Divide using synthetic division $$ ( x^{5}+5x^{3}-3x+7 ) \div ( x-2 ) $$
Answer
The synthetic division table is:
$$ \begin{array}{c|rrrrrr}2&1&0&5&0&-3&7\\& & 2& 4& 18& 36& \color{black}{66} \\ \hline &\color{blue}{1}&\color{blue}{2}&\color{blue}{9}&\color{blue}{18}&\color{blue}{33}&\color{orangered}{73} \end{array} $$The solution is:
$$ \frac{ x^{5}+5x^{3}-3x+7 }{ x-2 } = \color{blue}{x^{4}+2x^{3}+9x^{2}+18x+33} ~+~ \frac{ \color{red}{ 73 } }{ x-2 } $$Explanation
Step 1 : Write down the coefficients of the dividend into division table. Put the zero from $ x -2 = 0 $ ( $ x = \color{blue}{ 2 } $ ) at the left.
$$ \begin{array}{c|rrrrrr}\color{blue}{2}&1&0&5&0&-3&7\\& & & & & & \\ \hline &&&&&& \end{array} $$Step 1 : Bring down the leading coefficient to the bottom row.
$$ \begin{array}{c|rrrrrr}2&\color{orangered}{ 1 }&0&5&0&-3&7\\& & & & & & \\ \hline &\color{orangered}{1}&&&&& \end{array} $$Step 2 : Multiply by the number on the left, and carry the result into the next column: $ \color{blue}{ 2 } \cdot \color{blue}{ 1 } = \color{blue}{ 2 } $.

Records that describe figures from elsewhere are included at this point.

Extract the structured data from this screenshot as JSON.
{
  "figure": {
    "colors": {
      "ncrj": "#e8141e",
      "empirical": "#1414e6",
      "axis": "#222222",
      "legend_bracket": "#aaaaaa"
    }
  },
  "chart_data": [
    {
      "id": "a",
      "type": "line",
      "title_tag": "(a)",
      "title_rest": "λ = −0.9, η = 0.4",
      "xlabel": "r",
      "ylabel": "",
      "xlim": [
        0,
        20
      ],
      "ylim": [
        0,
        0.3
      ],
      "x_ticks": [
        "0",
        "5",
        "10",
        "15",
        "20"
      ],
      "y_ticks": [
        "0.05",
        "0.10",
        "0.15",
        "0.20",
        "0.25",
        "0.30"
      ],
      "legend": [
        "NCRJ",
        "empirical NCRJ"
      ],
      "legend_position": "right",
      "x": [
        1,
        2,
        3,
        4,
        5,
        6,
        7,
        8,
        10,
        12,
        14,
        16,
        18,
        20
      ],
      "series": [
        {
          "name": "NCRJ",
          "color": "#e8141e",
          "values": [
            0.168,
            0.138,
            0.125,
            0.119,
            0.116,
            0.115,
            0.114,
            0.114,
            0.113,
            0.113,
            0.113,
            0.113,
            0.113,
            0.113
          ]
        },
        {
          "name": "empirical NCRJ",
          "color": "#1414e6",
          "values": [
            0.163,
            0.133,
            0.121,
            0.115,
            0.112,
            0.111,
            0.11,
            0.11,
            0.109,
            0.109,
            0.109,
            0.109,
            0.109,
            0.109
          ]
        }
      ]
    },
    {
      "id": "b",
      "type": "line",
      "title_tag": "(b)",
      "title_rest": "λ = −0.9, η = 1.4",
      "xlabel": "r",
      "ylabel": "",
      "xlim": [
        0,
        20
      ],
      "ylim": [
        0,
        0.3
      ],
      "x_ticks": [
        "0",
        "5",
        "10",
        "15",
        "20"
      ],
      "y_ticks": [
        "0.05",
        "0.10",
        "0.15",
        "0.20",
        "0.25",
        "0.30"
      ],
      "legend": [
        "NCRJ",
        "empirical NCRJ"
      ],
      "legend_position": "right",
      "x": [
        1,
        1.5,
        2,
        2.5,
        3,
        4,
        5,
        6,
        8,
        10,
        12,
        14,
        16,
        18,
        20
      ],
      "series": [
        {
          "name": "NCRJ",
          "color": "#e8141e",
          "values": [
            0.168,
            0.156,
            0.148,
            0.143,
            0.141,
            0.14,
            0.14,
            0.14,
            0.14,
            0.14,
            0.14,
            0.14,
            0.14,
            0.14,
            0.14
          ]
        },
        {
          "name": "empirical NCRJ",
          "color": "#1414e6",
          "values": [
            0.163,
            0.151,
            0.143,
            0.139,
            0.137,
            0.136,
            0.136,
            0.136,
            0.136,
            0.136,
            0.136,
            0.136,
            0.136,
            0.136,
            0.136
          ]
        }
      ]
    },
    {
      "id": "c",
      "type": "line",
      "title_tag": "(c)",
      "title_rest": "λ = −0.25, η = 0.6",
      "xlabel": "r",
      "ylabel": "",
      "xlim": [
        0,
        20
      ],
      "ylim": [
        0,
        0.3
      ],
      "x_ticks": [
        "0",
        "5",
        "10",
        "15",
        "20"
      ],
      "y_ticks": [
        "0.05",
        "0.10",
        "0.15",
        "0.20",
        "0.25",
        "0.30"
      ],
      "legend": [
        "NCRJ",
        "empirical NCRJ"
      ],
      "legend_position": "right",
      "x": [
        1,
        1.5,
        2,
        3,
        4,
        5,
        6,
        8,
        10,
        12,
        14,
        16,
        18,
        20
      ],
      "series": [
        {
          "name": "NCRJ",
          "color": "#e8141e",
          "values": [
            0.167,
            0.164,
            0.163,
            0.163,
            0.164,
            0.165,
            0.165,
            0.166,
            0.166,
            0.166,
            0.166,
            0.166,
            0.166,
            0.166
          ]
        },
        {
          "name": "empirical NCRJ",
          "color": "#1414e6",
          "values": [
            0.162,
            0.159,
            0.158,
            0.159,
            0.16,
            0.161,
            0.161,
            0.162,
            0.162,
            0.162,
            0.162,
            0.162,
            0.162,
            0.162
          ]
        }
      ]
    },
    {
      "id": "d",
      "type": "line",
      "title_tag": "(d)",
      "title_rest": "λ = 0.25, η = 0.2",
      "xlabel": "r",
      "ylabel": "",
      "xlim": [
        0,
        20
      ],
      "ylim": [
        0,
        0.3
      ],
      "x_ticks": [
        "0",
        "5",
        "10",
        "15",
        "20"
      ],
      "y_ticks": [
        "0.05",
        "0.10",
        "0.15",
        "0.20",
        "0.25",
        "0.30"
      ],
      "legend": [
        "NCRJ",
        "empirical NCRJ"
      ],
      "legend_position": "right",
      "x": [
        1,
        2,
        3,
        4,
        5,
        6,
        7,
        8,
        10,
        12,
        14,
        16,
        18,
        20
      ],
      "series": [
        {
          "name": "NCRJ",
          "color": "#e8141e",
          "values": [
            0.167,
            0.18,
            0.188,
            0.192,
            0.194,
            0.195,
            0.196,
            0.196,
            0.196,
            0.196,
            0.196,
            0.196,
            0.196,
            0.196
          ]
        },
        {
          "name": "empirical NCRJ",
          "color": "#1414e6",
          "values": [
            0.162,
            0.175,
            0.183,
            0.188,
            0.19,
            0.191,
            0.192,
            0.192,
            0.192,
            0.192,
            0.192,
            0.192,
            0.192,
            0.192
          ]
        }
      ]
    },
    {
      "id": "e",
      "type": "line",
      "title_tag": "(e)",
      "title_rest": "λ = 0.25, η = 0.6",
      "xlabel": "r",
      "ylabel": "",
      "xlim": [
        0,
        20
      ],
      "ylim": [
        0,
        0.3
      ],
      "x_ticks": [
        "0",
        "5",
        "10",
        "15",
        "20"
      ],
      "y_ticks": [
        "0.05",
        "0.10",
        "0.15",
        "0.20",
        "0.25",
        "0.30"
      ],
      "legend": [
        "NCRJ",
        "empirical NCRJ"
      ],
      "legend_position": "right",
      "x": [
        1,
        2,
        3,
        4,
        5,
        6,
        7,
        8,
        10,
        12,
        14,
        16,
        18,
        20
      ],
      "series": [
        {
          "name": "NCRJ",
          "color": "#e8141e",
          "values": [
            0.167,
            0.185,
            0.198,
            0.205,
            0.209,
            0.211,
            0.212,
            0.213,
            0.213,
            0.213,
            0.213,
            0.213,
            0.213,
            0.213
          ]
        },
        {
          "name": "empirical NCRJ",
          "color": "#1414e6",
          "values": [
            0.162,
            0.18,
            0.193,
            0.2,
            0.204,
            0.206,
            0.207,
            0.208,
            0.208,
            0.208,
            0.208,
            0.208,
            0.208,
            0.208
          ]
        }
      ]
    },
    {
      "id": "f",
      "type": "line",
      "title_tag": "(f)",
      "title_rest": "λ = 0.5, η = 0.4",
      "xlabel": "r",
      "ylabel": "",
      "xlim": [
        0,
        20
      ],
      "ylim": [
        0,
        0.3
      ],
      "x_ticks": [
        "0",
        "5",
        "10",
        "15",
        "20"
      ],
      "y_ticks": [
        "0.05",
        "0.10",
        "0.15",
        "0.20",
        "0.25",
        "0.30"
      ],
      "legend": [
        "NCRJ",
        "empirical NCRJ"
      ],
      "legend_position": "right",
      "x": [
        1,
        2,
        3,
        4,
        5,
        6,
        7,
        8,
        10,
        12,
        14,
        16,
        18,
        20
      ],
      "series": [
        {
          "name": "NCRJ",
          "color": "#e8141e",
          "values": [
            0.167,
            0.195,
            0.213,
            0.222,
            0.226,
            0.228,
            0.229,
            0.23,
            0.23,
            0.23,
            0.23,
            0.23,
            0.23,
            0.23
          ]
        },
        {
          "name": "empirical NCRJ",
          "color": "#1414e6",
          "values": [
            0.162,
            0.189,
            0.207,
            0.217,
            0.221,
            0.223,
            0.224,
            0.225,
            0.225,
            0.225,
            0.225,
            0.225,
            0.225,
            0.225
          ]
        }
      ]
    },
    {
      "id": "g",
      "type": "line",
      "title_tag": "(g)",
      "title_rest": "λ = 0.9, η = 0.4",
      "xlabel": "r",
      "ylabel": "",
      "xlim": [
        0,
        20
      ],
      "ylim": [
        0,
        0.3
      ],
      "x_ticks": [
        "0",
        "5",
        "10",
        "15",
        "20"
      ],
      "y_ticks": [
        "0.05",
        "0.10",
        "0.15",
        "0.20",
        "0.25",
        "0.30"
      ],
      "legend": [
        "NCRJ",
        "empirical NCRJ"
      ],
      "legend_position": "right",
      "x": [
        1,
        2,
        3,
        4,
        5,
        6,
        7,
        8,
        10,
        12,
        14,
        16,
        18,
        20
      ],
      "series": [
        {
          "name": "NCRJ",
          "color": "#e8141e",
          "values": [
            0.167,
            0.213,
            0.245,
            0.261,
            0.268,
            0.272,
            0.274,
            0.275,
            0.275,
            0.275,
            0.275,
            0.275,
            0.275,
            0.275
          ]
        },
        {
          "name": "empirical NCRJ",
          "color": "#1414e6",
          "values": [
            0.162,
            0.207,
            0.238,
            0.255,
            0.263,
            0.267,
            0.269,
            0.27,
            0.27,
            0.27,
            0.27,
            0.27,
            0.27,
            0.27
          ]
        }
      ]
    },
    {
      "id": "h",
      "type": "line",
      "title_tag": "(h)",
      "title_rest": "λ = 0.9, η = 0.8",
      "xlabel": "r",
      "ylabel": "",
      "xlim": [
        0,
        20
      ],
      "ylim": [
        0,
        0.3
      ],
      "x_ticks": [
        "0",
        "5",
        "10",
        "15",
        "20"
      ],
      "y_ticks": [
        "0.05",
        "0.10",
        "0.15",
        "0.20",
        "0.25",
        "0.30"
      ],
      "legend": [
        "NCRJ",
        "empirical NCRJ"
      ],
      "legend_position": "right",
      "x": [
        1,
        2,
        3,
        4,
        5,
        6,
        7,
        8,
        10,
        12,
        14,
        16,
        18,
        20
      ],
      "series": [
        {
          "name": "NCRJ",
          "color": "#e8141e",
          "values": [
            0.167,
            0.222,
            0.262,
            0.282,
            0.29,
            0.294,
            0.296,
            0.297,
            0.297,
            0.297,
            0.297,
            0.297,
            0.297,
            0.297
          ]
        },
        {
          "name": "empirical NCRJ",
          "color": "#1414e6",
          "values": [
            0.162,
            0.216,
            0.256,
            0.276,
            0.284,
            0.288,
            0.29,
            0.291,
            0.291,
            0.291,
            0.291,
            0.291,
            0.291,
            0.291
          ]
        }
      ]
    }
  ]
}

$$ \begin{array}{c|rrrrrr}\color{blue}{2}&1&0&5&0&-3&7\\& & \color{blue}{2} & & & & \\ \hline &\color{blue}{1}&&&&& \end{array} $$Step 3 : Add down last column: $ \color{orangered}{ 0 } + \color{orangered}{ 2 } = \color{orangered}{ 2 } $
$$ \begin{array}{c|rrrrrr}2&1&\color{orangered}{ 0 }&5&0&-3&7\\& & \color{orangered}{2} & & & & \\ \hline &1&\color{orangered}{2}&&&& \end{array} $$Step 4 : Multiply by the number on the left, and carry the result into the next column: $ \color{blue}{ 2 } \cdot \color{blue}{ 2 } = \color{blue}{ 4 } $.
$$ \begin{array}{c|rrrrrr}\color{blue}{2}&1&0&5&0&-3&7\\& & 2& \color{blue}{4} & & & \\ \hline &1&\color{blue}{2}&&&& \end{array} $$Step 5 : Add down last column: $ \color{orangered}{ 5 } + \color{orangered}{ 4 } = \color{orangered}{ 9 } $
$$ \begin{array}{c|rrrrrr}2&1&0&\color{orangered}{ 5 }&0&-3&7\\& & 2& \color{orangered}{4} & & & \\ \hline &1&2&\color{orangered}{9}&&& \end{array} $$Step 6 : Multiply by the number on the left, and carry the result into the next column: $ \color{blue}{ 2 } \cdot \color{blue}{ 9 } = \color{blue}{ 18 } $.
$$ \begin{array}{c|rrrrrr}\color{blue}{2}&1&0&5&0&-3&7\\& & 2& 4& \color{blue}{18} & & \\ \hline &1&2&\color{blue}{9}&&& \end{array} $$Step 7 : Add down last column: $ \color{orangered}{ 0 } + \color{orangered}{ 18 } = \color{orangered}{ 18 } $
$$ \begin{array}{c|rrrrrr}2&1&0&5&\color{orangered}{ 0 }&-3&7\\& & 2& 4& \color{orangered}{18} & & \\ \hline &1&2&9&\color{orangered}{18}&& \end{array} $$Step 8 : Multiply by the number on the left, and carry the result into the next column: $ \color{blue}{ 2 } \cdot \color{blue}{ 18 } = \color{blue}{ 36 } $.
$$ \begin{array}{c|rrrrrr}\color{blue}{2}&1&0&5&0&-3&7\\& & 2& 4& 18& \color{blue}{36} & \\ \hline &1&2&9&\color{blue}{18}&& \end{array} $$Step 9 : Add down last column: $ \color{orangered}{ -3 } + \color{orangered}{ 36 } = \color{orangered}{ 33 } $
$$ \begin{array}{c|rrrrrr}2&1&0&5&0&\color{orangered}{ -3 }&7\\& & 2& 4& 18& \color{orangered}{36} & \\ \hline &1&2&9&18&\color{orangered}{33}& \end{array} $$Step 10 : Multiply by the number on the left, and carry the result into the next column: $ \color{blue}{ 2 } \cdot \color{blue}{ 33 } = \color{blue}{ 66 } $.
$$ \begin{array}{c|rrrrrr}\color{blue}{2}&1&0&5&0&-3&7\\& & 2& 4& 18& 36& \color{blue}{66} \\ \hline &1&2&9&18&\color{blue}{33}& \end{array} $$Step 11 : Add down last column: $ \color{orangered}{ 7 } + \color{orangered}{ 66 } = \color{orangered}{ 73 } $
$$ \begin{array}{c|rrrrrr}2&1&0&5&0&-3&\color{orangered}{ 7 }\\& & 2& 4& 18& 36& \color{orangered}{66} \\ \hline &\color{blue}{1}&\color{blue}{2}&\color{blue}{9}&\color{blue}{18}&\color{blue}{33}&\color{orangered}{73} \end{array} $$Bottom line represents the quotient $ \color{blue}{ x^{4}+2x^{3}+9x^{2}+18x+33 } $ with a remainder of $ \color{red}{ 73 } $.